Database server requirements

DB node specifications

The database server needs to be hosted on a server that is powerful enough to sustain the scale of the experiment’s operations. One important metric that will dictate the specifications of the DB node is the number of daily jobs that an experiment is running. Each job requires one entry in the jobs table and will also have entries in multiple auxiliary tables (files, metadata).

Below are the specifications for the DB node used in the ATLAS experiment.

CPU and memory

The current database server (since June 2021) has 768 GB memory and 2 x Intel Xeon Silver 4216 CPU @ 2.10GHz (16 cores). The large memory is important so that the active tables are kept in memory and I/O is avoided.

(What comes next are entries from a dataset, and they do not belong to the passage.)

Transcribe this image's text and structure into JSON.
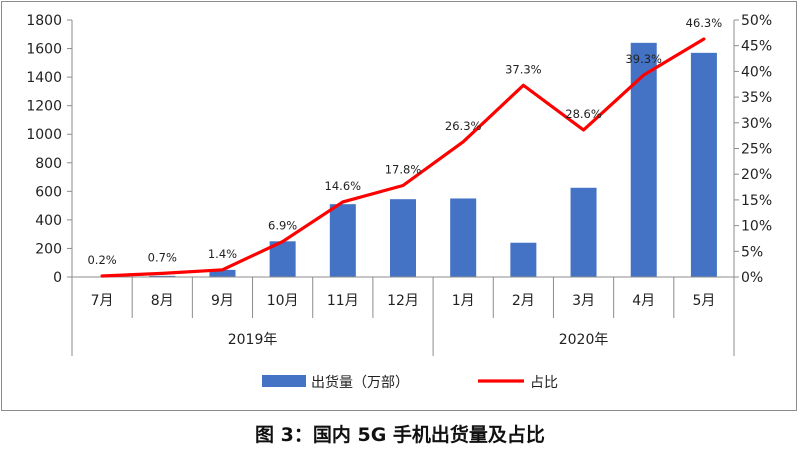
{
  "chart_data": {
    "type": "bar",
    "categories": [
      "7月",
      "8月",
      "9月",
      "10月",
      "11月",
      "12月",
      "1月",
      "2月",
      "3月",
      "4月",
      "5月"
    ],
    "groups": [
      {
        "label": "2019年",
        "start": 0,
        "end": 5
      },
      {
        "label": "2020年",
        "start": 6,
        "end": 10
      }
    ],
    "series": [
      {
        "name": "出货量（万部）",
        "type": "bar",
        "axis": "left",
        "color": "#4472c4",
        "values": [
          2,
          8,
          50,
          250,
          510,
          545,
          550,
          240,
          625,
          1640,
          1570
        ]
      },
      {
        "name": "占比",
        "type": "line",
        "axis": "right",
        "color": "#ff0000",
        "values": [
          0.2,
          0.7,
          1.4,
          6.9,
          14.6,
          17.8,
          26.3,
          37.3,
          28.6,
          39.3,
          46.3
        ],
        "labels": [
          "0.2%",
          "0.7%",
          "1.4%",
          "6.9%",
          "14.6%",
          "17.8%",
          "26.3%",
          "37.3%",
          "28.6%",
          "39.3%",
          "46.3%"
        ]
      }
    ],
    "y_left": {
      "min": 0,
      "max": 1800,
      "step": 200,
      "ticks": [
        "0",
        "200",
        "400",
        "600",
        "800",
        "1000",
        "1200",
        "1400",
        "1600",
        "1800"
      ]
    },
    "y_right": {
      "min": 0,
      "max": 50,
      "step": 5,
      "ticks": [
        "0%",
        "5%",
        "10%",
        "15%",
        "20%",
        "25%",
        "30%",
        "35%",
        "40%",
        "45%",
        "50%"
      ]
    },
    "legend_position": "bottom",
    "grid": false
  },
  "caption": "图 3：国内 5G 手机出货量及占比"
}
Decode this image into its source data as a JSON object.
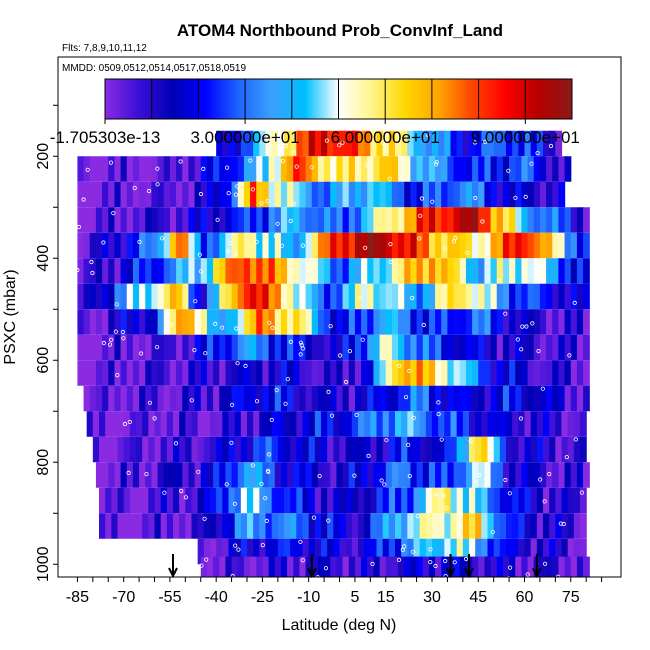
{
  "chart_data": {
    "type": "heatmap",
    "title": "ATOM4 Northbound Prob_ConvInf_Land",
    "subtitle_flights": "Flts: 7,8,9,10,11,12",
    "subtitle_dates": "MMDD: 0509,0512,0514,0517,0518,0519",
    "xlabel": "Latitude (deg N)",
    "ylabel": "PSXC (mbar)",
    "xlim": [
      -90,
      90
    ],
    "ylim": [
      1025,
      25
    ],
    "y_reversed": true,
    "x_ticks": [
      "-85",
      "-70",
      "-55",
      "-40",
      "-25",
      "-10",
      "5",
      "15",
      "30",
      "45",
      "60",
      "75"
    ],
    "x_tick_values": [
      -85,
      -70,
      -55,
      -40,
      -25,
      -10,
      5,
      15,
      30,
      45,
      60,
      75
    ],
    "y_ticks": [
      "200",
      "400",
      "600",
      "800",
      "1000"
    ],
    "y_tick_values": [
      200,
      400,
      600,
      800,
      1000
    ],
    "colorbar": {
      "min": 0,
      "max": 100,
      "tick_labels": [
        "-1.705303e-13",
        "3.000000e+01",
        "6.000000e+01",
        "9.000000e+01"
      ],
      "tick_values": [
        0,
        30,
        60,
        90
      ],
      "colors": [
        "#8a2be2",
        "#3c0fd8",
        "#0000b4",
        "#0000ff",
        "#1e64ff",
        "#3ca0ff",
        "#00bfff",
        "#ffffff",
        "#fff58a",
        "#ffd700",
        "#ffa500",
        "#ff4500",
        "#ff0000",
        "#b40000",
        "#8b1a1a"
      ]
    },
    "airport_markers_lat": [
      -54,
      -9,
      36,
      42,
      64
    ],
    "pressure_levels": [
      175,
      225,
      275,
      325,
      375,
      425,
      475,
      525,
      575,
      625,
      675,
      725,
      775,
      825,
      875,
      925,
      975,
      1010
    ],
    "level_lat_ranges": [
      [
        -40,
        71
      ],
      [
        -85,
        74
      ],
      [
        -85,
        73
      ],
      [
        -85,
        80
      ],
      [
        -85,
        80
      ],
      [
        -85,
        80
      ],
      [
        -85,
        80
      ],
      [
        -85,
        80
      ],
      [
        -85,
        80
      ],
      [
        -85,
        80
      ],
      [
        -83,
        80
      ],
      [
        -82,
        80
      ],
      [
        -80,
        80
      ],
      [
        -79,
        80
      ],
      [
        -78,
        80
      ],
      [
        -78,
        80
      ],
      [
        -46,
        80
      ],
      [
        -45,
        80
      ]
    ],
    "level_features": [
      [
        [
          -40,
          5
        ],
        [
          -20,
          55
        ],
        [
          -5,
          92
        ],
        [
          10,
          70
        ],
        [
          25,
          45
        ],
        [
          40,
          20
        ],
        [
          55,
          30
        ],
        [
          71,
          10
        ]
      ],
      [
        [
          -85,
          0
        ],
        [
          -55,
          2
        ],
        [
          -40,
          18
        ],
        [
          -25,
          40
        ],
        [
          -15,
          80
        ],
        [
          0,
          55
        ],
        [
          15,
          65
        ],
        [
          30,
          35
        ],
        [
          45,
          20
        ],
        [
          60,
          28
        ],
        [
          74,
          5
        ]
      ],
      [
        [
          -85,
          0
        ],
        [
          -45,
          5
        ],
        [
          -35,
          30
        ],
        [
          -28,
          75
        ],
        [
          -18,
          50
        ],
        [
          -5,
          30
        ],
        [
          10,
          45
        ],
        [
          25,
          20
        ],
        [
          40,
          35
        ],
        [
          55,
          15
        ],
        [
          73,
          10
        ]
      ],
      [
        [
          -85,
          0
        ],
        [
          -50,
          10
        ],
        [
          -30,
          22
        ],
        [
          -15,
          40
        ],
        [
          0,
          25
        ],
        [
          15,
          55
        ],
        [
          30,
          85
        ],
        [
          45,
          92
        ],
        [
          60,
          40
        ],
        [
          72,
          25
        ],
        [
          80,
          10
        ]
      ],
      [
        [
          -85,
          0
        ],
        [
          -60,
          30
        ],
        [
          -52,
          80
        ],
        [
          -45,
          25
        ],
        [
          -30,
          60
        ],
        [
          -15,
          35
        ],
        [
          0,
          88
        ],
        [
          15,
          96
        ],
        [
          30,
          70
        ],
        [
          45,
          55
        ],
        [
          60,
          90
        ],
        [
          80,
          20
        ]
      ],
      [
        [
          -85,
          0
        ],
        [
          -60,
          25
        ],
        [
          -45,
          45
        ],
        [
          -30,
          85
        ],
        [
          -15,
          60
        ],
        [
          0,
          30
        ],
        [
          15,
          50
        ],
        [
          30,
          75
        ],
        [
          45,
          40
        ],
        [
          60,
          55
        ],
        [
          80,
          15
        ]
      ],
      [
        [
          -85,
          0
        ],
        [
          -65,
          45
        ],
        [
          -52,
          65
        ],
        [
          -45,
          15
        ],
        [
          -30,
          90
        ],
        [
          -20,
          70
        ],
        [
          -5,
          25
        ],
        [
          10,
          55
        ],
        [
          25,
          35
        ],
        [
          40,
          65
        ],
        [
          55,
          30
        ],
        [
          80,
          10
        ]
      ],
      [
        [
          -85,
          0
        ],
        [
          -60,
          20
        ],
        [
          -50,
          80
        ],
        [
          -40,
          30
        ],
        [
          -25,
          75
        ],
        [
          -12,
          55
        ],
        [
          0,
          15
        ],
        [
          15,
          40
        ],
        [
          30,
          20
        ],
        [
          45,
          30
        ],
        [
          60,
          10
        ],
        [
          80,
          5
        ]
      ],
      [
        [
          -85,
          0
        ],
        [
          -55,
          5
        ],
        [
          -45,
          15
        ],
        [
          -30,
          35
        ],
        [
          -15,
          20
        ],
        [
          0,
          10
        ],
        [
          15,
          50
        ],
        [
          30,
          25
        ],
        [
          45,
          15
        ],
        [
          60,
          10
        ],
        [
          80,
          5
        ]
      ],
      [
        [
          -85,
          0
        ],
        [
          -40,
          10
        ],
        [
          -20,
          15
        ],
        [
          0,
          5
        ],
        [
          10,
          20
        ],
        [
          20,
          75
        ],
        [
          35,
          55
        ],
        [
          50,
          20
        ],
        [
          65,
          8
        ],
        [
          80,
          5
        ]
      ],
      [
        [
          -83,
          0
        ],
        [
          -45,
          8
        ],
        [
          -25,
          22
        ],
        [
          -5,
          10
        ],
        [
          10,
          15
        ],
        [
          25,
          30
        ],
        [
          40,
          15
        ],
        [
          60,
          20
        ],
        [
          80,
          5
        ]
      ],
      [
        [
          -82,
          0
        ],
        [
          -40,
          5
        ],
        [
          -20,
          15
        ],
        [
          0,
          20
        ],
        [
          20,
          40
        ],
        [
          35,
          25
        ],
        [
          50,
          15
        ],
        [
          65,
          10
        ],
        [
          80,
          5
        ]
      ],
      [
        [
          -80,
          0
        ],
        [
          -40,
          10
        ],
        [
          -25,
          25
        ],
        [
          -10,
          15
        ],
        [
          5,
          10
        ],
        [
          20,
          20
        ],
        [
          35,
          15
        ],
        [
          45,
          70
        ],
        [
          55,
          15
        ],
        [
          80,
          5
        ]
      ],
      [
        [
          -79,
          0
        ],
        [
          -40,
          15
        ],
        [
          -30,
          40
        ],
        [
          -20,
          20
        ],
        [
          0,
          10
        ],
        [
          20,
          30
        ],
        [
          35,
          20
        ],
        [
          45,
          50
        ],
        [
          55,
          15
        ],
        [
          70,
          8
        ],
        [
          80,
          5
        ]
      ],
      [
        [
          -78,
          0
        ],
        [
          -45,
          10
        ],
        [
          -30,
          45
        ],
        [
          -15,
          20
        ],
        [
          0,
          10
        ],
        [
          20,
          25
        ],
        [
          35,
          60
        ],
        [
          50,
          30
        ],
        [
          60,
          15
        ],
        [
          80,
          5
        ]
      ],
      [
        [
          -78,
          0
        ],
        [
          -45,
          5
        ],
        [
          -30,
          35
        ],
        [
          -15,
          30
        ],
        [
          5,
          10
        ],
        [
          20,
          45
        ],
        [
          35,
          55
        ],
        [
          45,
          62
        ],
        [
          55,
          20
        ],
        [
          70,
          10
        ],
        [
          80,
          5
        ]
      ],
      [
        [
          -46,
          0
        ],
        [
          -30,
          15
        ],
        [
          -15,
          20
        ],
        [
          5,
          10
        ],
        [
          20,
          30
        ],
        [
          35,
          50
        ],
        [
          45,
          40
        ],
        [
          55,
          15
        ],
        [
          80,
          5
        ]
      ],
      [
        [
          -45,
          0
        ],
        [
          -30,
          5
        ],
        [
          -10,
          10
        ],
        [
          10,
          8
        ],
        [
          30,
          15
        ],
        [
          50,
          10
        ],
        [
          80,
          5
        ]
      ]
    ]
  }
}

This setup is preferred to a RAC environment with multiple smaller nodes with less memory. It is also important not to share the node with other applications to avoid them overwriting each other’s memory.

Storage

The active database is currently occupying 40 TB of storage. Only a fraction of tables (job and file) are archived. For other tables the active database contains the full history. This storage should be performant for fast data access. The archive database is currently occupying 30 TB archive and is storing 10 years of jobs. These tables are rarely/never accessed, but kept in case there would be an exceptional case to investigate.

Database service

In the case of ATLAS the database service is provided by the CERN IT Oracle DB team and they ensure high availability of the service: - The node is part of a RAC cluster. During normal operation, the applications are split across the nodes. I.e. there is one node for PanDA, one node for Rucio (data management) and one node for monitoring. Only if one of the nodes would fail, the applications would fail over to the other nodes. - The nodes are replicated through Active Data Guard. The secondary nodes are not used by the applications. Sparsely, some people use the Active Data Guard instance for data analytics.